I just did another test, on the complex scene, but without the shadows on the crowd, and using the legacy stadium in the new game, in exclusive fullscreen mode (before I had tested in windowed mode ; exclusive mode is ~5% faster with Unity 2019, and ~10% faster with 5.6).

I wanted to see the fps loss when using a bigger resolution, so I tested 1920x1080 vs 2560x1440 : this is 77% more pixels ; here the results :

  • Built-in : 373 vs 235 fps ; 59% slower
  • HDRP : 203 vs 134 fps : 51% slower

This is quite similar. So if there’s an overhead, it’s mostly in the pixel shaders, which means there’s a real performance issue right there, as quality wise the shaders are pretty similar looking when using 1 directional light, GI, normal & mask maps.

You could try 6.9 HDRP, which seems a bit newer.

New test with Unity 2019.2.2f1 + HDRP 6.9.1, in the complex scene, with the new stadium, no SSAO nor FSAA, 1080p vs 1440p :

  • 2019.1 : 156 vs 103
  • 2019.2 : 154 vs 107

So the new version is a tiny bit slower in 1080p and a bit faster in 1440p. I’m not sure what to think about that.

Bonus note : the SSAO in HDRP 6.9.1 is completely broken (I opened a new topic about that issue :stuck_out_tongue: )
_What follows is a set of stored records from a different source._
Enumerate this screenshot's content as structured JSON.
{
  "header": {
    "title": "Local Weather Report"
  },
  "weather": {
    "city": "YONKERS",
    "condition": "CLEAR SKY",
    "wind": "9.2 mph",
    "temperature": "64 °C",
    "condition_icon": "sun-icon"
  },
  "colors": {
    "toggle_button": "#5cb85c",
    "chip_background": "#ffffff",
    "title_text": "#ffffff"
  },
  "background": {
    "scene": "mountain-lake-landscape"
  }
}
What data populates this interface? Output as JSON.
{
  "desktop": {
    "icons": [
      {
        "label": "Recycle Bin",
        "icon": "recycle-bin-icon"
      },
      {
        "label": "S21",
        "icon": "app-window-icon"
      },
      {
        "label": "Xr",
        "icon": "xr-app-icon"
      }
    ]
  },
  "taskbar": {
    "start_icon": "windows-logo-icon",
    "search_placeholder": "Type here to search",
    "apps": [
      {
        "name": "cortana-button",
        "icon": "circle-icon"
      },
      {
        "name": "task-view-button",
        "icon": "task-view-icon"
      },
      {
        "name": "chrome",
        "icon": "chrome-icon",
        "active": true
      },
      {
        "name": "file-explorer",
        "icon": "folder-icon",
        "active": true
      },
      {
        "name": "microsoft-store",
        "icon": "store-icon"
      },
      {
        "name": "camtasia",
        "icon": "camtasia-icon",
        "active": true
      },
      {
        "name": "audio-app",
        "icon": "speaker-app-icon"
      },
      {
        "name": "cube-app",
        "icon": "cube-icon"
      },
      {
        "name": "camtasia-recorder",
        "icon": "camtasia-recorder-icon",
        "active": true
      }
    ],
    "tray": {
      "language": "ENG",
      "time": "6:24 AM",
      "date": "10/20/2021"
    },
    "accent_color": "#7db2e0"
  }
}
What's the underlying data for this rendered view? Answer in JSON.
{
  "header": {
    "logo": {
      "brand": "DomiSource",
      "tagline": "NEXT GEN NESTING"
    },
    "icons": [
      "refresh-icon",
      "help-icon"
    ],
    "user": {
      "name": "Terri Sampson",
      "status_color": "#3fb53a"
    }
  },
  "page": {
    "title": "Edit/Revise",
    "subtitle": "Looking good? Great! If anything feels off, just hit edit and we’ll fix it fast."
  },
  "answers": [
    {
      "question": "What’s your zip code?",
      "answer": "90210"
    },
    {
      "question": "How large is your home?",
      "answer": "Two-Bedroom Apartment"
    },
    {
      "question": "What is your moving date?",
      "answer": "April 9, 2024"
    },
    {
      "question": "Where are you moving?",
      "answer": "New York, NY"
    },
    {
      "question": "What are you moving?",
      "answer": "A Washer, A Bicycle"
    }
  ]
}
Double bonus : the Fps in the 2019.2 editor are super low (around 60 fps instead of ~85) ; if it gets a bit more low, I won’t be able to easily test my gameplay in the editor anymore… :face_with_spiral_eyes:

As one of the particularity of the SRP is that it’s scriptable in C#, I tried to build using IL2CPP, thinking it may help to run faster.

  • still 2019.2, 1080p vs 1440p : 147 vs 108

So it got a bit slower in 1080p and a tiny mini bit faster in 1440p. Once again, I don’t know what I should think about that… :smile:

So I downgraded my game to use Unity 2019.1.14f1 Built-in pipeline.

In the same condition than the previous 3 messages, I got :

  • 1080p vs 1440p : 260 vs 174
  • compared to the best HDRP, it gives : +~70% vs +~60%

I guess the lower boost on 1440p means my GPU is closer to its limits.

Side note :
Test with Light Probes, 1080p vs 1440p : 243 vs 171
Test with Light Probes + SSAO, 1080p vs 1440p : 218 vs 145

PPSv2 SSAO @ takes about 0.5ms, which is in par with the one from HDRP 5.16.1 .

So I’ll stick to the Built-in pipeline, at least till the HDRP is stabilized & optimized, and works on Intel Iris. HDRP looks better for me, though… :frowning: (but apparently, not to my users nor the Unity users :stuck_out_tongue: )

EDIT:
the poly count is slightly lower in the latest version of my stadium, but it gives less than a 1% boost. (I just moved a bit the camera in the HDRP test to get more or less the equivalent of the new stadium :smile: )

Well, I wouldn’t create a game on HDRP to target such devices ;p

What you could try is adding volumetric fog, GPU particles, subsurface scattering and deffered decals to the built-in and then compare. Or replicate this setup and run it at 30 FPS, 1080p on PS4. To this I’d say: Good luck :smile:

@alexandre-fiset ,
you may want to read above : Huge performance hit with HDRP vs Built-in pipeline , or here : Can you guess which one is HDRP rendering vs Built-in rendering ? (and vote for the most beautiful) - Industries - News & General Discussion - Unity Discussions .

Note : I’m not targeting IGPs, I just want to support them as they are a non-negligible part of my income.